There was a hefty swerve performed this morning by Suella Braverman on the Today programme just as it was becoming clear that she was in something of a hole.
It goes without saying it was the home secretary who had dug herself into the situation, as she appeared on the Radio Four show to deliver the predictable word soup that ministers dish up on almost every subject matter.
Ms Braverman was ostensibly there to waffle on vaguely about one of the government’s next u-turns on net zero commitments. But, taking the opportunity, presenter Justin Webb turned to reports that Ms Braverman halted annual inspections of immigration detention centres seemingly because ministers were tiring of reading conclusions which awkwardly kept reminding them that vulnerable detainees were being left unprotected from abuse.
It followed from an article in The Guardian, by David Neal, the independent chief inspector of borders and immigration (ICIBI), after an inquiry found evidence of verbal and physical abuse in 2017 at Brook House immigration removal centre, with detainees in ‘prison-like’ conditions while staff made racist and dehumanising comments and were quick to use force.
Mr Neal wrote: ‘When I submitted my last report to the home secretary in September 2022, I called for a meeting with the immigration minister, Robert Jenrick, to give him the latest findings and to convey my concern about the lack of progress in making improvements to immigration detention.
‘I told him that the system – specifically the mechanism through which medical staff at immigration removal centres can bring vulnerability concerns to the attention of Home Office officials effectively – was not working.
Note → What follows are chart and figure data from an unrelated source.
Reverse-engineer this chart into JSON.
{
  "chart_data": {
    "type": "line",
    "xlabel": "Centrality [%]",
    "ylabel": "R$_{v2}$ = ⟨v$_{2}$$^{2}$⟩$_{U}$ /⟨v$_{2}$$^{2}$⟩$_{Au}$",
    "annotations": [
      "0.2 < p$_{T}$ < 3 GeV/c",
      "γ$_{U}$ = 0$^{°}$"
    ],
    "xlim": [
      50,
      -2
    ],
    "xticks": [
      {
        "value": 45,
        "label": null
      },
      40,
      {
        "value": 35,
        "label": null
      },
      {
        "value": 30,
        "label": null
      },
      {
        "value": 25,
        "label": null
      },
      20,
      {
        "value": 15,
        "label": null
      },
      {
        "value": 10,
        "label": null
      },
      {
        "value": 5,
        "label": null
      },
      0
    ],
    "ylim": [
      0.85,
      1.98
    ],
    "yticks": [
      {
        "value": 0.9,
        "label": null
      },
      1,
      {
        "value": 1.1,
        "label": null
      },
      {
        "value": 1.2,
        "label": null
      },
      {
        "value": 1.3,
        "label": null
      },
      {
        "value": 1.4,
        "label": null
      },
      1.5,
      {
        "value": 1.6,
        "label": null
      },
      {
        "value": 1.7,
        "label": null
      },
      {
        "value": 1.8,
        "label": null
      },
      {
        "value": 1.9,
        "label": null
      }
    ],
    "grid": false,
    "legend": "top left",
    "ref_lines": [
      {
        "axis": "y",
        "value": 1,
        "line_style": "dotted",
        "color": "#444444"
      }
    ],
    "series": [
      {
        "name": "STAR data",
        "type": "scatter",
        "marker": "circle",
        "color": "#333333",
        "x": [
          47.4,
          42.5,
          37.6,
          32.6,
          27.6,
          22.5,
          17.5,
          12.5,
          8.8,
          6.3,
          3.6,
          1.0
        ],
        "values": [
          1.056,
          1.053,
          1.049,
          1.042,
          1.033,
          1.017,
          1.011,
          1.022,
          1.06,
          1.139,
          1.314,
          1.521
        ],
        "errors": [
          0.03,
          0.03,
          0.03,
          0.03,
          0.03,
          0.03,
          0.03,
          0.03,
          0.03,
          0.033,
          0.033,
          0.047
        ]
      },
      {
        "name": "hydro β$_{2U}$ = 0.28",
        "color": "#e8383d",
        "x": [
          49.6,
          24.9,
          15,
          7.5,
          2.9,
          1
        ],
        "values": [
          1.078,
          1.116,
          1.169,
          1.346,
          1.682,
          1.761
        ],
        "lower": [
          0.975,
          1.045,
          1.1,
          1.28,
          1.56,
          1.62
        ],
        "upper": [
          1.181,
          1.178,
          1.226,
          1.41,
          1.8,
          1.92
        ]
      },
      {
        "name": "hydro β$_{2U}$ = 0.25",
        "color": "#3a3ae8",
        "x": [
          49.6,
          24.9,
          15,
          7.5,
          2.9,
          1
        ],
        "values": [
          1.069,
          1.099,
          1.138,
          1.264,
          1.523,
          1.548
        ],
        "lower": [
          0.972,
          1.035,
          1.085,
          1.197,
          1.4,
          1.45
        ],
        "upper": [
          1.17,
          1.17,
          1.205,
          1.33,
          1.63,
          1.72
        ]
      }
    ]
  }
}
I said that there was a need for a “foot on the ball moment” and a concerted effort to do better to provide protections for vulnerable detainees.’
‘The response? My discussion with Jenrick was quickly followed by notification from the home secretary, Suella Braverman, that she was terminating the commission for an annual ICIBI inspection.’
It’s not so easy to dismiss Mr Neal as a wishy-washy member of the liberal, do-gooding, elite, he is a retired brigadier of the Royal Military Police and former head of the unit in Afghanistan, who was only appointed to his current role in Marvh 2021 by Priti Patel.
He wrote that while in Afghanistan he ‘never once saw my soldiers behaving in anything other than a decent, respectful and professional way with the detainees’.
But added: ‘It is all the more shocking, then, that as the Brook House inquiry has found, immigration detention staff at a site just outside Gatwick airport should have been capable of such cruelty towards individuals whose alleged transgression was to be in the country without proper documentation.’
Challenged by Justin Webb, Ms Braverman said it wasn’t true inspections had stopped - only introduced by her predecessor Sajid Javid in 2018 - saying firmly ‘no, we haven’t stopped inspections’.
Braverman was determinedly trying to keep things as unfocused as possible, but Webb went on.
‘Did you terminate the annual inspections? I want to be really clear about this… this would be pretty serious matter, he would be lying in his article in The Guardian. He says these annual inspections have been terminated, is he right or wrong?’
Faced with this challenge - the obvious implication being that if Mr Neal was not lying then it could only be the home secretary - Ms Braverman rearranged her words:
‘What we’ve changed is an annual report from the inspectorate…’
JW: ‘Right, so it was terminated.’
SB: ‘…but we have not ceased inspections of detention centres.’
JW: ‘Sure… but that wasn’t what he was claiming. What he says is his specific [inspections] that have come up with a number of things that caused difficulties in the Home Office, that those inspections were terminated and you accept that that was done?’
SB: ‘I accept that we disagreed with his request for an annual report but that is not the same as having regular inspections routinely on all of our detention centres.’
Of course, ‘routinely’ in this context can mean almost anything and it left it rather clear that Mr Neal had not been lying at all but Ms Braverman has managed to shovel just enough sand into the hole to stop her sinking any further.